A Spectral Approach to Off-Policy Evaluation for POMDPs
This work addresses a specific problem in reinforcement learning for scenarios with partial observability, offering incremental improvements over existing methods.
The paper tackles off-policy evaluation in Partially Observable Markov Decision Processes by relaxing invertibility requirements of prior methods using spectral techniques and extended proxies, resulting in improved prediction accuracy and greater generality as demonstrated empirically.

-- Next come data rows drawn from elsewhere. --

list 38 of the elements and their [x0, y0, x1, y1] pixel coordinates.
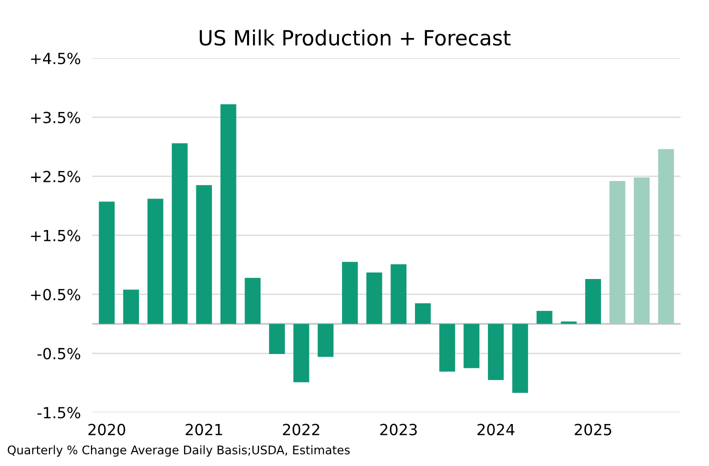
- y-tick-label: +1.5%: [31, 230, 80, 242]
- x-tick-label: 2021: [186, 424, 222, 436]
- bar: [585, 279, 601, 324]
- bar: [366, 272, 382, 324]
- bar: [610, 181, 626, 324]
- bar: [123, 290, 139, 324]
- chart-title: US Milk Production + Forecast: [200, 30, 510, 46]
- bar: [244, 278, 261, 324]
- y-tick-label: +2.5%: [31, 170, 80, 182]
- x-tick-label: 2024: [478, 424, 514, 436]
- bar: [147, 198, 164, 324]
- bar: [658, 149, 674, 324]
- y-tick-label: +3.5%: [31, 112, 80, 124]
- bar: [512, 324, 528, 393]
- bar: [464, 324, 480, 368]
- y-tick-label: -0.5%: [37, 348, 80, 360]
- bar: [488, 324, 504, 380]
- bar: [536, 310, 552, 324]
- x-tick-label: 2022: [282, 424, 320, 436]
- bar: [414, 303, 431, 324]
- y-tick-label: -1.5%: [37, 406, 80, 418]
- y-tick-label: +4.5%: [31, 52, 80, 64]
- bar: [220, 104, 236, 324]
- text: Quarterly % Change Average Daily Basis;USDA, Estimates: [8, 445, 350, 457]
- bar: [390, 264, 406, 324]
- y-tick-label: +0.5%: [31, 288, 80, 300]
- x-tick-label: 2025: [574, 424, 612, 436]
- bar: [342, 262, 358, 324]
- bar: [634, 177, 650, 324]
- x-tick-label: 2023: [380, 424, 417, 436]
- bar: [269, 324, 285, 354]
- x-tick-label: 2020: [88, 424, 126, 436]
- bar: [293, 324, 310, 382]
- bar: [98, 202, 115, 324]
- bar: [172, 143, 188, 324]
- bar: [439, 324, 456, 372]
- bar: [196, 185, 212, 324]
- bar: [318, 324, 334, 357]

We consider off-policy evaluation (OPE) in Partially Observable Markov Decision Processes, where the evaluation policy depends only on observable variables but the behavior policy depends on latent states (Tennenholtz et al. (2020a)). Prior work on this problem uses a causal identification strategy based on one-step observable proxies of the hidden state, which relies on the invertibility of certain one-step moment matrices. In this work, we relax this requirement by using spectral methods and extending one-step proxies both into the past and future. We empirically compare our OPE methods to existing ones and demonstrate their improved prediction accuracy and greater generality. Lastly, we derive a separate Importance Sampling (IS) algorithm which relies on rank, distinctness, and positivity conditions, and not on the strict sufficiency conditions of observable trajectories with respect to the reward and hidden-state structure required by Tennenholtz et al. (2020a).